Câmara dos EUA recomenda indiciar Bill e Hillary Clinton por desacato criminal
A Câmara dos Deputados dos Estados Unidos aprovou, na quarta-feira 21 de janeiro de 2026, duas resoluções que recomendam declarar o ex-presidente Bill Clinton e sua esposa, a ex-secretária de Estado Hillary Clinton, em desacato criminal ao Congresso. A medida surge após o casal não comparecer a depoimentos relacionados à investigação sobre as conexões entre figuras poderosas americanas e o financista Jeffrey Epstein.
Desafio às intimações e possíveis consequências legais
O crime de desacato criminal pode resultar em multas de até US$ 100 mil, aproximadamente R$ 532 mil, ou até um ano de prisão. Bill e Hillary Clinton faltaram a audiências a portas fechadas no Capitólio, em Washington, que fazem parte da investigação sobre Epstein, condenado por chefiar uma rede de exploração sexual de mulheres, muitas delas menores de idade, e que cometeu suicídio na prisão.
Com a recomendação, os deputados deram sinal verde para que o plenário decida se encaminha o caso ao Departamento de Justiça, responsável pela palavra final sobre uma eventual acusação criminal. O presidente do comitê, o republicano James Comer, afirmou que ambos desafiaram deliberadamente intimações legais e bipartidárias.
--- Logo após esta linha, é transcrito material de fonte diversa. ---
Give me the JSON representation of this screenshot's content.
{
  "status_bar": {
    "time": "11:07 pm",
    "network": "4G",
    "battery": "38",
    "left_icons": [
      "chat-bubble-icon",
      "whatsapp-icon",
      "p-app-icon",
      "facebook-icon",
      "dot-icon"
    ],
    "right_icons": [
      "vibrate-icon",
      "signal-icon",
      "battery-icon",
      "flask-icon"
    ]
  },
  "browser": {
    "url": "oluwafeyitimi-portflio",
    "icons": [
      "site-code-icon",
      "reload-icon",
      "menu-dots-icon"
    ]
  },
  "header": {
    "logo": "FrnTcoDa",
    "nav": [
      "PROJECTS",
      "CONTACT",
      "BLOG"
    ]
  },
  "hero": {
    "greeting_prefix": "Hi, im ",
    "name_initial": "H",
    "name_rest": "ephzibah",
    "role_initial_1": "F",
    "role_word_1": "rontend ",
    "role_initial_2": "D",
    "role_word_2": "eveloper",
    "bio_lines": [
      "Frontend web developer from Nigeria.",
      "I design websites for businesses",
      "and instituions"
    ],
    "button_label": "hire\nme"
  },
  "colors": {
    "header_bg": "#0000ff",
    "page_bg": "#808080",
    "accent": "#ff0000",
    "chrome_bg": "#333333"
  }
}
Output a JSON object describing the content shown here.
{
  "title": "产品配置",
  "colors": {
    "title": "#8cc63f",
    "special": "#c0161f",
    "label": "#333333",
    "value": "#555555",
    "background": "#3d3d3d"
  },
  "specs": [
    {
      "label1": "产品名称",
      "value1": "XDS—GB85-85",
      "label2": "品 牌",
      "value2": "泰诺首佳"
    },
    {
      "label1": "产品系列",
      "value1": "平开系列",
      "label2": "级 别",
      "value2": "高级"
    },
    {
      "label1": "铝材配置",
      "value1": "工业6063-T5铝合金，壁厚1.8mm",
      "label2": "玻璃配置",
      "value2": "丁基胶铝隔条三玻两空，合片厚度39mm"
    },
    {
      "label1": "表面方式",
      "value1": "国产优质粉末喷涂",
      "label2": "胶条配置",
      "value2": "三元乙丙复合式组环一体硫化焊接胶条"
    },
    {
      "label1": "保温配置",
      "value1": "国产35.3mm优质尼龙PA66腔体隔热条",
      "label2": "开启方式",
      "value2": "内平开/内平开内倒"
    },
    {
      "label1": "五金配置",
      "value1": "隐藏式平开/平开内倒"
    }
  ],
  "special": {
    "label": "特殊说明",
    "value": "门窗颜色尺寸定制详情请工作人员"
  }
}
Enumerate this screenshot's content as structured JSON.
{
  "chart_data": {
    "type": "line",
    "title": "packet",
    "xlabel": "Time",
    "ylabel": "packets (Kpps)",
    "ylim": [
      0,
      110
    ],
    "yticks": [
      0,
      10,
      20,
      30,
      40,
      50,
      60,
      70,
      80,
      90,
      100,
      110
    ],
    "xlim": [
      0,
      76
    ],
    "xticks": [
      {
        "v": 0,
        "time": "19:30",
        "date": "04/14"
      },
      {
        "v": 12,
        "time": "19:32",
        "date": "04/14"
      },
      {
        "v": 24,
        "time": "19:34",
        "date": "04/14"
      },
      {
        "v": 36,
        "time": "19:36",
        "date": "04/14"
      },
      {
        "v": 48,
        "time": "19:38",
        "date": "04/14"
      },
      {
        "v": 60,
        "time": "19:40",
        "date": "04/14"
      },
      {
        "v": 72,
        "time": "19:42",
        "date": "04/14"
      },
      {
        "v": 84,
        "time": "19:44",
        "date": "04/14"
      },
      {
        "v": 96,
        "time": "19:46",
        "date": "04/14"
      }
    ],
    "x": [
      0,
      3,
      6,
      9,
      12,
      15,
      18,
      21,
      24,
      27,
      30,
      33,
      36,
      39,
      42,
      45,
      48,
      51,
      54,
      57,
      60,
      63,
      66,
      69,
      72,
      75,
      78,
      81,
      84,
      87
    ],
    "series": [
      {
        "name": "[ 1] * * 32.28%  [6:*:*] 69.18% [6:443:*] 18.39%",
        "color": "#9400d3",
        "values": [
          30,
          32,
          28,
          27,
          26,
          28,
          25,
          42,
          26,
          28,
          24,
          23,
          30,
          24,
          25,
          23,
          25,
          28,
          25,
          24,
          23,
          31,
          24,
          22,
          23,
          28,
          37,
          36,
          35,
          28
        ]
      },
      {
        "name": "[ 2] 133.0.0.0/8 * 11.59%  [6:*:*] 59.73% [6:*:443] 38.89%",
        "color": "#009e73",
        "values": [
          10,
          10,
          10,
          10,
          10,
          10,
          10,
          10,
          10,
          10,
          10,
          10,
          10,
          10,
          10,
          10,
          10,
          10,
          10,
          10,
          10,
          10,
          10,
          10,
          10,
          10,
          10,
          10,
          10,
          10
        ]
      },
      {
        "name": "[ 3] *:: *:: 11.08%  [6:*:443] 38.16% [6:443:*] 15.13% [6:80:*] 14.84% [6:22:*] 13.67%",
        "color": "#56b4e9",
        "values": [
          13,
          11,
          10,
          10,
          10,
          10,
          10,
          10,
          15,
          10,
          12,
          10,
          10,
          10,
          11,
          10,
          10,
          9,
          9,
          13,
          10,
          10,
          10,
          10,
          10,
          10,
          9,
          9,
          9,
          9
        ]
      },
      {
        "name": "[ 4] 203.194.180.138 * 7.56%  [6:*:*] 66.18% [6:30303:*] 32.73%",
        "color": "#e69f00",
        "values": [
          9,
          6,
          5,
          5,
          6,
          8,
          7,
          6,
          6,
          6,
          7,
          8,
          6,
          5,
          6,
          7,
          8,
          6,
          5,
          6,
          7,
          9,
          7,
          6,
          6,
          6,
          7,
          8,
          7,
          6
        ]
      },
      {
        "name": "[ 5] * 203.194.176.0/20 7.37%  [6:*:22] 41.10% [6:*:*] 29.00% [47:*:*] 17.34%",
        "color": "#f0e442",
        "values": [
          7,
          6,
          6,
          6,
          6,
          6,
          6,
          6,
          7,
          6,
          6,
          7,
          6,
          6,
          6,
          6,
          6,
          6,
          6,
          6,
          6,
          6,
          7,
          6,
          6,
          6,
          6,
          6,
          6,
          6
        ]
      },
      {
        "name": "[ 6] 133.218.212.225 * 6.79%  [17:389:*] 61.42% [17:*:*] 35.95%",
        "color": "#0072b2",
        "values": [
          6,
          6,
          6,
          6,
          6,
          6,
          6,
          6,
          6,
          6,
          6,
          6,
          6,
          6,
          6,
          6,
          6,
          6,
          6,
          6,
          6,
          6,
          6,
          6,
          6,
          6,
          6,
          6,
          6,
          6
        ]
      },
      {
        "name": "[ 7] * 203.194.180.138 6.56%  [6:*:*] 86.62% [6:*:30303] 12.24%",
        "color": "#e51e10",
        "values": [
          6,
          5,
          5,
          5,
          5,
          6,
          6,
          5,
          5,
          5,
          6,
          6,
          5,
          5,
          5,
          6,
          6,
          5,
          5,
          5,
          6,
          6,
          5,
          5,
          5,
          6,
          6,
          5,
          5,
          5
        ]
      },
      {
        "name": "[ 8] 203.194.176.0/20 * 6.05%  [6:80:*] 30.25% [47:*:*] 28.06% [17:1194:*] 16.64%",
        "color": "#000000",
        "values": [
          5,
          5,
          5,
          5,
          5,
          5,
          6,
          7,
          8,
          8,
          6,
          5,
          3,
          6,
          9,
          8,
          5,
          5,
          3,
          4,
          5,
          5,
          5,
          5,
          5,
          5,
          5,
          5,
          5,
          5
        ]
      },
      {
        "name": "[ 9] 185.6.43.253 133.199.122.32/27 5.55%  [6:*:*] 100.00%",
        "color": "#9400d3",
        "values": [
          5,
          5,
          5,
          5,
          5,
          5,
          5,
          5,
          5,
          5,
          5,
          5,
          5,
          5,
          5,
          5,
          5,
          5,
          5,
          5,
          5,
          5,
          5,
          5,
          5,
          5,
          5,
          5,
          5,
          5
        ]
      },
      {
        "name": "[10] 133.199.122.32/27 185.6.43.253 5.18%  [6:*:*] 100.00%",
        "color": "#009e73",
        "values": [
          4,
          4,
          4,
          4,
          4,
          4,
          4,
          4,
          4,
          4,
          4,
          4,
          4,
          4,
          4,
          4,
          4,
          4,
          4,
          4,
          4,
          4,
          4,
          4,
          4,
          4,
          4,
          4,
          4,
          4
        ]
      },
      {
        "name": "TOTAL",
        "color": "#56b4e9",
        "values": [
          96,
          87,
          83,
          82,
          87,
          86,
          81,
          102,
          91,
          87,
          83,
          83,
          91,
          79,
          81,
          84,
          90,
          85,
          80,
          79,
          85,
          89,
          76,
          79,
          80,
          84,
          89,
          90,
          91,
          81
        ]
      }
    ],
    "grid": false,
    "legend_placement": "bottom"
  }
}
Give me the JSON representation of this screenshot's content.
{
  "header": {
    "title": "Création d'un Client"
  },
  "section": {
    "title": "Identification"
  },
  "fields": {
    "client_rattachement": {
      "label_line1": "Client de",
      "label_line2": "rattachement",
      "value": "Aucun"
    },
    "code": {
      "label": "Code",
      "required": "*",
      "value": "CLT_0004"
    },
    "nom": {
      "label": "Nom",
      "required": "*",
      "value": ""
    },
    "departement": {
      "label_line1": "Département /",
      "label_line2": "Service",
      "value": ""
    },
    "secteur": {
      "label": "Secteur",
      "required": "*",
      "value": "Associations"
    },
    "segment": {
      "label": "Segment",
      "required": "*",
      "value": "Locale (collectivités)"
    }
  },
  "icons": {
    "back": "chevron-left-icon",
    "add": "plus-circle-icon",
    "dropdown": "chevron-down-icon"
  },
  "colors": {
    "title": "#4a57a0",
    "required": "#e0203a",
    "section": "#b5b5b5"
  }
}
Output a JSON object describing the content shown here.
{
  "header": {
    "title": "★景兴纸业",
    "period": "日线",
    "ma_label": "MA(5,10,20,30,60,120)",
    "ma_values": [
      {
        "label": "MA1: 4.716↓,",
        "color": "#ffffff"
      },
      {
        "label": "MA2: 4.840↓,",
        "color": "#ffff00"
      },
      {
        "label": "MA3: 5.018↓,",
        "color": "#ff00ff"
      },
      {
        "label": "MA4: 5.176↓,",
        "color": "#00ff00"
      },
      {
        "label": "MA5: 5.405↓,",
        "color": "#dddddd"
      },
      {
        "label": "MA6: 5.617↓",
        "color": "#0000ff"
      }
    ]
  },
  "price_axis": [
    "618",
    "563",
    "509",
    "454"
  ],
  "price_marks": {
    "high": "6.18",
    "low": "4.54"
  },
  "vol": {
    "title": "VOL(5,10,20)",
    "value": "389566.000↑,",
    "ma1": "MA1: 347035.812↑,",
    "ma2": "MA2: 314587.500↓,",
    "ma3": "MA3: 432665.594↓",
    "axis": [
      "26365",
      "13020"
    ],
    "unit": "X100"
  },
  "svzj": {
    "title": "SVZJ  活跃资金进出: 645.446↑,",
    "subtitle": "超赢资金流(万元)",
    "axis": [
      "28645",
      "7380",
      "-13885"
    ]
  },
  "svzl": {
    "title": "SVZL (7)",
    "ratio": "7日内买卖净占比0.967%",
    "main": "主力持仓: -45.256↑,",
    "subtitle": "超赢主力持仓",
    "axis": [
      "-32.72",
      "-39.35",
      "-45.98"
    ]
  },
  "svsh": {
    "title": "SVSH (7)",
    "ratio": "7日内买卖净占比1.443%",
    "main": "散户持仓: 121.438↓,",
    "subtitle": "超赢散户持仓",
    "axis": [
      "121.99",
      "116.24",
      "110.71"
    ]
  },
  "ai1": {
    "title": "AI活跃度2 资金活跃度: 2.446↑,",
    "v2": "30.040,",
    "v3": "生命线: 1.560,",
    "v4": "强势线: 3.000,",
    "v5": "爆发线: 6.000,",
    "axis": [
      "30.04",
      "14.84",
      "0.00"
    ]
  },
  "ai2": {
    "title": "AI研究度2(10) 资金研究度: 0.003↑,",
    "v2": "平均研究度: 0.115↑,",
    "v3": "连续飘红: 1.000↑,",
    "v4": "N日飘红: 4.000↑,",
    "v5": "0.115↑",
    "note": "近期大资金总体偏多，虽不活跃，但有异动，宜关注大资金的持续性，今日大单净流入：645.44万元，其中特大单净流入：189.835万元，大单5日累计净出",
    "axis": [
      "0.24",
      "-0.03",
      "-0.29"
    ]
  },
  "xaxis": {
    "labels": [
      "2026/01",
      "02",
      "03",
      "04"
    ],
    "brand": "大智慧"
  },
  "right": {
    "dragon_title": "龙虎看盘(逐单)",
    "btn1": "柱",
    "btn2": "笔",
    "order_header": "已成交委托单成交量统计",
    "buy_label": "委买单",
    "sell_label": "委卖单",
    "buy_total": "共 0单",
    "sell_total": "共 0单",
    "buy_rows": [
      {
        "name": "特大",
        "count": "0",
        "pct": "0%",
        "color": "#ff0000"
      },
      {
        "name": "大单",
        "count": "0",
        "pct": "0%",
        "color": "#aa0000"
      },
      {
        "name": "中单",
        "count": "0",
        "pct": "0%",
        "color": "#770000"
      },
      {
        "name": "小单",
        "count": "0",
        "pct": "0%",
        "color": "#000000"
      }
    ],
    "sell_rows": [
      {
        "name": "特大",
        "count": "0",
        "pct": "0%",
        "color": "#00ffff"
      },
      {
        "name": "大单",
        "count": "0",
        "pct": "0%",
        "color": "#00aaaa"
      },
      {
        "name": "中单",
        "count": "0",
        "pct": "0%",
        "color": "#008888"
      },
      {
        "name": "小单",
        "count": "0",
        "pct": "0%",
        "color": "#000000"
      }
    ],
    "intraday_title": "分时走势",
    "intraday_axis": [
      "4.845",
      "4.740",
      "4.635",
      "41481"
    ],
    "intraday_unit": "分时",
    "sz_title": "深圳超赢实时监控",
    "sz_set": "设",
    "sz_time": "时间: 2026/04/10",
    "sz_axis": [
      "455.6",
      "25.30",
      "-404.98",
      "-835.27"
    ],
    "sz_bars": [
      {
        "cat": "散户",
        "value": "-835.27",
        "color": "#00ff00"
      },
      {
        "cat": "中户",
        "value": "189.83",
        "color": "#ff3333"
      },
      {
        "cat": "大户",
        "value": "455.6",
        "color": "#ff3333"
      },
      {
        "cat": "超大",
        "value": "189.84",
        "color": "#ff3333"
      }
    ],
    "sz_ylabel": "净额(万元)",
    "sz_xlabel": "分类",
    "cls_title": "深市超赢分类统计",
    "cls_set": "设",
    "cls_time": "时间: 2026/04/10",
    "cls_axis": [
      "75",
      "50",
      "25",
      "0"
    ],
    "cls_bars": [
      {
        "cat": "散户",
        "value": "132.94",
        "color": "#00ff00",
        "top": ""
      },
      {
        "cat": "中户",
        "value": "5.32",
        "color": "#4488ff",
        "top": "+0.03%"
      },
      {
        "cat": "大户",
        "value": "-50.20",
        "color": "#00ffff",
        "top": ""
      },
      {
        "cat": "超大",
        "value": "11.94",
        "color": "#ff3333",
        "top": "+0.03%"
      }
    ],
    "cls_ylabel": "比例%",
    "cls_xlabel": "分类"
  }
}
Acusações de política partidária e resposta dos Clinton
Em uma carta endereçada a Comer, os Clinton acusaram o republicano de tentar desviar o foco das falhas do governo de Donald Trump em torno do caso Epstein. Eles afirmaram já ter tentado fornecer as poucas informações que possuíam para auxiliar na investigação e destacaram que o comitê intimou oito pessoas, dispensando sete sem que nenhuma delas dissesse uma palavra.
Não há explicação plausível para o que o senhor está fazendo além de política partidária, dispararam na carta. O casal também criticou o fato de que, desde o início da investigação no ano passado, apenas duas pessoas foram entrevistadas.
Contexto do caso Epstein e pressão sobre o governo Trump
O caso Epstein voltou aos holofotes após campanhas para que o governo divulgasse todos os documentos ligados ao financiador, uma figura da alta sociedade nova-iorquina acusada de explorar sexualmente mais de mil mulheres e meninas. Em julho de 2025, o comitê aprovou por unanimidade a intimação de dez pessoas, incluindo os Clinton, para depor sobre os crimes de Epstein e sua co-conspiradora Ghislaine Maxwell.
Os depoimentos do casal foram remarcados várias vezes, mas nenhum dos dois compareceu às intimações finais. O governo Trump está sob pressão depois que o Departamento de Justiça divulgou, em dezembro, uma pequena parte dos arquivos do caso Epstein, um mês após o prazo legal ter expirado.
O caso gerou desgaste para a Casa Branca, que tem sido acusada de tentar desviar a atenção realizando investigações e campanhas difamatórias contra democratas, incluindo os Clinton, que são acusados de terem participado da rede de Epstein.